PRISM is a probabilistic model checker, a formal verification software tool for the modelling and analysis of systems that exhibit probabilistic behaviour.[1] One source of such systems is the use of randomization, for example in communication protocols like Bluetooth and FireWire, or in security protocols such as Crowds and Onion routing. Stochastic behaviour also arises in many other computer systems, for example due to equipment failures, unbreliable sensors and actuators, or unpredictable communication delays. PRISM has been used to analyse a diverse range of applications, from robot planning to computer network performance analysis to biochemical reaction networks.[2]
PRISM can be used to analyse several different types of probabilistic models, including discrete-time Markov chains, continuous-time Markov chains, Markov decision processes and probabilistic extensions of the timed automata formalism. It also supports probabilistic models with partial observability and notions of epistemic uncertainty.

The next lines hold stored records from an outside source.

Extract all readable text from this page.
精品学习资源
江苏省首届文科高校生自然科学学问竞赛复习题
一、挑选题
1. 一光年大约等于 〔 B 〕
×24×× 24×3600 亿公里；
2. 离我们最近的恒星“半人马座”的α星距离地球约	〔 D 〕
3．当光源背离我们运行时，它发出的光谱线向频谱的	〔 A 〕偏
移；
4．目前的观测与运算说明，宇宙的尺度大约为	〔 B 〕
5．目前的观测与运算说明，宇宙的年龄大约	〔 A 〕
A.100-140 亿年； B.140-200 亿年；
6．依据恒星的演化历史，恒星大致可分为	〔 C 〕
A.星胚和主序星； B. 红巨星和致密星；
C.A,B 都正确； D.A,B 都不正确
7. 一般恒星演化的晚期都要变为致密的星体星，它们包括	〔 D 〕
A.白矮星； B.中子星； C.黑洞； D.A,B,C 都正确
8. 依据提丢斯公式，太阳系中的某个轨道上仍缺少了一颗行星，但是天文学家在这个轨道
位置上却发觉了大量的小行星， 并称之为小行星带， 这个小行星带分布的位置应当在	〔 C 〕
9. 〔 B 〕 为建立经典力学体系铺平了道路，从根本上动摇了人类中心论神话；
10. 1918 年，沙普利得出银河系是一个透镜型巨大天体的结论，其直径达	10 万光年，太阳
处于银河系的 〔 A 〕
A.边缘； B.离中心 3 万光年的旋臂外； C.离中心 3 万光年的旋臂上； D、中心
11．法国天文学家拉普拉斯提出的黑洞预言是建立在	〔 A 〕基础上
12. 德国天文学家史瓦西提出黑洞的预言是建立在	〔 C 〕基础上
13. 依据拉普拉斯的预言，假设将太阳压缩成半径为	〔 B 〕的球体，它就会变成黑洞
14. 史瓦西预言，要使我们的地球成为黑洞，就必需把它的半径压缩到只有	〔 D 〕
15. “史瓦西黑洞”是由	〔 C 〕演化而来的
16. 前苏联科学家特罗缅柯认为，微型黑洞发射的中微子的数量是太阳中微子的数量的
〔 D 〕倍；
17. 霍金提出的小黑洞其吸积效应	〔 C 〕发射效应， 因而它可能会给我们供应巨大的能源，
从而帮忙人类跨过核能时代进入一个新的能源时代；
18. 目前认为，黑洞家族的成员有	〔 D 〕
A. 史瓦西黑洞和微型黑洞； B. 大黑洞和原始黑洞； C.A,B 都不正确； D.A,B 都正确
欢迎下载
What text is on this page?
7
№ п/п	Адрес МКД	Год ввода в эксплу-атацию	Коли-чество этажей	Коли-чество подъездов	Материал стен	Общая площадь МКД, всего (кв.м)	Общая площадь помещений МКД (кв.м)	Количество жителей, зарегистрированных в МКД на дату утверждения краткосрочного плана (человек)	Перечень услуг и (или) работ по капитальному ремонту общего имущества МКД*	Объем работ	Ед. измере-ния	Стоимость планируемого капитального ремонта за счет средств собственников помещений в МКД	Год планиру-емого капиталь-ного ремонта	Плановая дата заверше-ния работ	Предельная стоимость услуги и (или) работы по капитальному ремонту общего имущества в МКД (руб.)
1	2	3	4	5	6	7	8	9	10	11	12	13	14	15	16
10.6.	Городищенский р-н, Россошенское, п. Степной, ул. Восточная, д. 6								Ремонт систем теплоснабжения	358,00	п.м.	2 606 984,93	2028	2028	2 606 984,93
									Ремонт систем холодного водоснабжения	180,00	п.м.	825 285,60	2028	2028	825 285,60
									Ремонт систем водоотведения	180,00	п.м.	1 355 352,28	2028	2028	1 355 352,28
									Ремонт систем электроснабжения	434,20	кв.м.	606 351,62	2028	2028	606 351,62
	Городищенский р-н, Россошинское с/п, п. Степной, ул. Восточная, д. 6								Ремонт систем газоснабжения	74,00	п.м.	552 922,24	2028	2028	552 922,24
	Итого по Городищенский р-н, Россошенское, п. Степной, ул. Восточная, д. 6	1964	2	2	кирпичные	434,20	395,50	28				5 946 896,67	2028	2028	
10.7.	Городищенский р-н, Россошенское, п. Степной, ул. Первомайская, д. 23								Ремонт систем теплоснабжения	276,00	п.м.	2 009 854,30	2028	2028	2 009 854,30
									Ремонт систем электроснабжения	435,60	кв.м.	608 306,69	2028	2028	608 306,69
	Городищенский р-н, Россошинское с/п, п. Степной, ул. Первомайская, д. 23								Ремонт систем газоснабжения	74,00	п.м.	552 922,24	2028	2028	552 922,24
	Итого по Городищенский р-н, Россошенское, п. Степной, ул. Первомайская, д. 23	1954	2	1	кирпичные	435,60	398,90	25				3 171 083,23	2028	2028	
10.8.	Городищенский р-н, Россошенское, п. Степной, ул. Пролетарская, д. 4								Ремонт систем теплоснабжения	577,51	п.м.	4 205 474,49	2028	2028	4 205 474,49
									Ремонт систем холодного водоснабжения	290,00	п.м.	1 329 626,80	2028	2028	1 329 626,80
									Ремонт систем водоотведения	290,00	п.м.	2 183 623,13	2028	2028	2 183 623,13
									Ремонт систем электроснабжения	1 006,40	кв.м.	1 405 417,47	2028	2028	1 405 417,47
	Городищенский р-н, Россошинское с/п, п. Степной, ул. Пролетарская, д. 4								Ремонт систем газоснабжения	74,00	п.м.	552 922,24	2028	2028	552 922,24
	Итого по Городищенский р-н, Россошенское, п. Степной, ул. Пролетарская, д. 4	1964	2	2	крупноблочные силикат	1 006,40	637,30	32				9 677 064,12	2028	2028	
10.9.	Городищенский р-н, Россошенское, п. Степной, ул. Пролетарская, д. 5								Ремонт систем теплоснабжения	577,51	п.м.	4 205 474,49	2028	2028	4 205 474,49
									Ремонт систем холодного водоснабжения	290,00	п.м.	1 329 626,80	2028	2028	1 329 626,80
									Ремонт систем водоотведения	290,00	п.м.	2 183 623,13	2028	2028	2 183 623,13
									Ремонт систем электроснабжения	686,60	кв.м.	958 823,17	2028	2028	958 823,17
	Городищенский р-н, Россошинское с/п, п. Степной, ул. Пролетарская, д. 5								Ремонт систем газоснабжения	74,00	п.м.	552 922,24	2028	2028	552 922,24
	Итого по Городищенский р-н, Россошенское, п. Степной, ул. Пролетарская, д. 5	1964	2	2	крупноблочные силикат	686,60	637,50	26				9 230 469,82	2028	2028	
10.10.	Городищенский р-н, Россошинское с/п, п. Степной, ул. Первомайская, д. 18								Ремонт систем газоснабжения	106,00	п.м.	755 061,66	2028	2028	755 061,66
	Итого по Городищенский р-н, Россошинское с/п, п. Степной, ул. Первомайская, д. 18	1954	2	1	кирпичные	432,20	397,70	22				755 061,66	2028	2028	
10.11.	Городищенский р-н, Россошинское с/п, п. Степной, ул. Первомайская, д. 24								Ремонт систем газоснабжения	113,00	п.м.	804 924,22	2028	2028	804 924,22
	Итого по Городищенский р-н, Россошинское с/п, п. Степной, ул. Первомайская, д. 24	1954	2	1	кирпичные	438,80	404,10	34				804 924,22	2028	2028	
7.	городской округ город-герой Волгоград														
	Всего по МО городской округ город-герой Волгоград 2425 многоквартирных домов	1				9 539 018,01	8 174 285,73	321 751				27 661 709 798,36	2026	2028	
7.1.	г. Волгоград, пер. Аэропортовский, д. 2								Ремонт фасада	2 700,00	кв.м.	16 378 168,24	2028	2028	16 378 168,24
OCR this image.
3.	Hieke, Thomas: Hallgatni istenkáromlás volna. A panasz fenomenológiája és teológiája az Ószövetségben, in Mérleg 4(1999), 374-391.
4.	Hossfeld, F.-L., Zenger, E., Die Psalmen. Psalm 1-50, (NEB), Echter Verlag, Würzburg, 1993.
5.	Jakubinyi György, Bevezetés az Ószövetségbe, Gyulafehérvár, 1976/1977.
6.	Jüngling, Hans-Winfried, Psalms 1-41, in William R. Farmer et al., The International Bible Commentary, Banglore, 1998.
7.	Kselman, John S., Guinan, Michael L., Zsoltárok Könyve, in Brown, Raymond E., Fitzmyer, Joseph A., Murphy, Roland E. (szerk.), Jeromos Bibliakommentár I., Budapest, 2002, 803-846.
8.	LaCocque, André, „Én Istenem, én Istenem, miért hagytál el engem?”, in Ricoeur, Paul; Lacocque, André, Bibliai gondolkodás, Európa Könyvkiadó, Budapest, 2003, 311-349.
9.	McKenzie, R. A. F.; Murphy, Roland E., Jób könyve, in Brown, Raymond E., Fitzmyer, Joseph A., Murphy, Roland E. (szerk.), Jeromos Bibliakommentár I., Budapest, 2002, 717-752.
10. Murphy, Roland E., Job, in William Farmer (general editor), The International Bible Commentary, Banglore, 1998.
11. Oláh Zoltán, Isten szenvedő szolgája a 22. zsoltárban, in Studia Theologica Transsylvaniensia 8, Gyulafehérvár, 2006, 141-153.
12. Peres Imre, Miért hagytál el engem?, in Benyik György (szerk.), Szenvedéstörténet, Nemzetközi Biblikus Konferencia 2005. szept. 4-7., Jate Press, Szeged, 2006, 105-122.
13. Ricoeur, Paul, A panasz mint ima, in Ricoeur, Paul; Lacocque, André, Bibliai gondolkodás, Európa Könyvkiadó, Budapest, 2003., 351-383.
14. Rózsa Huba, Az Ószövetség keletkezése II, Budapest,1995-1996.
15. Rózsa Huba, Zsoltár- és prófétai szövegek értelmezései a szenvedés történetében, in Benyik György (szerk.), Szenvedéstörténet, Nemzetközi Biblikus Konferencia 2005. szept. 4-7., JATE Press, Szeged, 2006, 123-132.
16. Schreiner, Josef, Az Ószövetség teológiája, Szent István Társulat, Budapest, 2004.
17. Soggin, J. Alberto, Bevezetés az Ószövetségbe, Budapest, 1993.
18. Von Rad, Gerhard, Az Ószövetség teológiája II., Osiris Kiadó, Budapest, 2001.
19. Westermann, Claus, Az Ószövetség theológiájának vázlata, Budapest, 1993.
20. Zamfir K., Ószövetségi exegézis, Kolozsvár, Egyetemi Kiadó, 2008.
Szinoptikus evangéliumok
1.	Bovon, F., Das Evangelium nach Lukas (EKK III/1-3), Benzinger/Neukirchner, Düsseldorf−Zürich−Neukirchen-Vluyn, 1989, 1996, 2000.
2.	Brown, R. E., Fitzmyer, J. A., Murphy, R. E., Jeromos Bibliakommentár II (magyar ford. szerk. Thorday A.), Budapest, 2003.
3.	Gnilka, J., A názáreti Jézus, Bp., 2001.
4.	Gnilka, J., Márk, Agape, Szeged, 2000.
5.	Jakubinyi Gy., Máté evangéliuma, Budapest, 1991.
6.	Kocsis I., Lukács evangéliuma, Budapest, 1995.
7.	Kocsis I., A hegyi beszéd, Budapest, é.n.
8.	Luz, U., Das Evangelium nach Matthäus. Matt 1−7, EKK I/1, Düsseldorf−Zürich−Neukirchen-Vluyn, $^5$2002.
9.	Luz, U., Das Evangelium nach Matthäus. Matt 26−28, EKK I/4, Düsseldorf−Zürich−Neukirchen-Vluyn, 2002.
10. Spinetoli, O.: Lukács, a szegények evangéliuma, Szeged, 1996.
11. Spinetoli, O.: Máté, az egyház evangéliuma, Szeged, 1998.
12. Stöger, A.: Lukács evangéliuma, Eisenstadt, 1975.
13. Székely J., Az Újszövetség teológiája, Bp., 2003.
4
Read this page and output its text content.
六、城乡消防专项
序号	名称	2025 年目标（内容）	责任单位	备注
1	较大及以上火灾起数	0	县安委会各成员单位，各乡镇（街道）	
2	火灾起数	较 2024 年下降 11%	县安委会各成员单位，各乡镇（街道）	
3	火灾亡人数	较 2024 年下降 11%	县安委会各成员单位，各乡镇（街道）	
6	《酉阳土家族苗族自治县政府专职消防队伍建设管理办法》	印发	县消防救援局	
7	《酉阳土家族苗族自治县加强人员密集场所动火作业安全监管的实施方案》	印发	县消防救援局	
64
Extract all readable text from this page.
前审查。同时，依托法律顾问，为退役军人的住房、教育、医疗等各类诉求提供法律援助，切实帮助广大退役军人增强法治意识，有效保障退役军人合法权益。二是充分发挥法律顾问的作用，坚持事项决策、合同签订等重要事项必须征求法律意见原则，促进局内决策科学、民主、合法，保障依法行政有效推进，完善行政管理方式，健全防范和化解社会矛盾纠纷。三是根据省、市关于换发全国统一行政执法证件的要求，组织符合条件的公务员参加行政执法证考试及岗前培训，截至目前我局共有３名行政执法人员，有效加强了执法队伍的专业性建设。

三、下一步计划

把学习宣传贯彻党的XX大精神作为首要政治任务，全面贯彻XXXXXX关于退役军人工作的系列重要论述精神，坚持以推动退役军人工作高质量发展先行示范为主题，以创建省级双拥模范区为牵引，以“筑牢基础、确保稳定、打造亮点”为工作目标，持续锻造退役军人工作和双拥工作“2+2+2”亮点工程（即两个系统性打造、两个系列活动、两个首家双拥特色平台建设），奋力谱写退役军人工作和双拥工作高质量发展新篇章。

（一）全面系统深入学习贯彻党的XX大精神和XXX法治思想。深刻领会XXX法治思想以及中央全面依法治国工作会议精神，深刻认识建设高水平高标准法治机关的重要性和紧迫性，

Properties to be verified against these models are expressed in probabilistic extensions of temporal logic, such as PCTL. PRISM's companion tool PRISM-games[3]
Development of PRISM is led from the University of Oxford. The project originally began at the University of Birmingham. The tool is open-source software, released under the GNU General Public License. PRISM has been selected for the Google Summer of Code programme in 2013 and 2014. The tool and its creators have won several awards: the 2024 ETAPS Test-of-Time Tool Award and the HVC 2016 Award.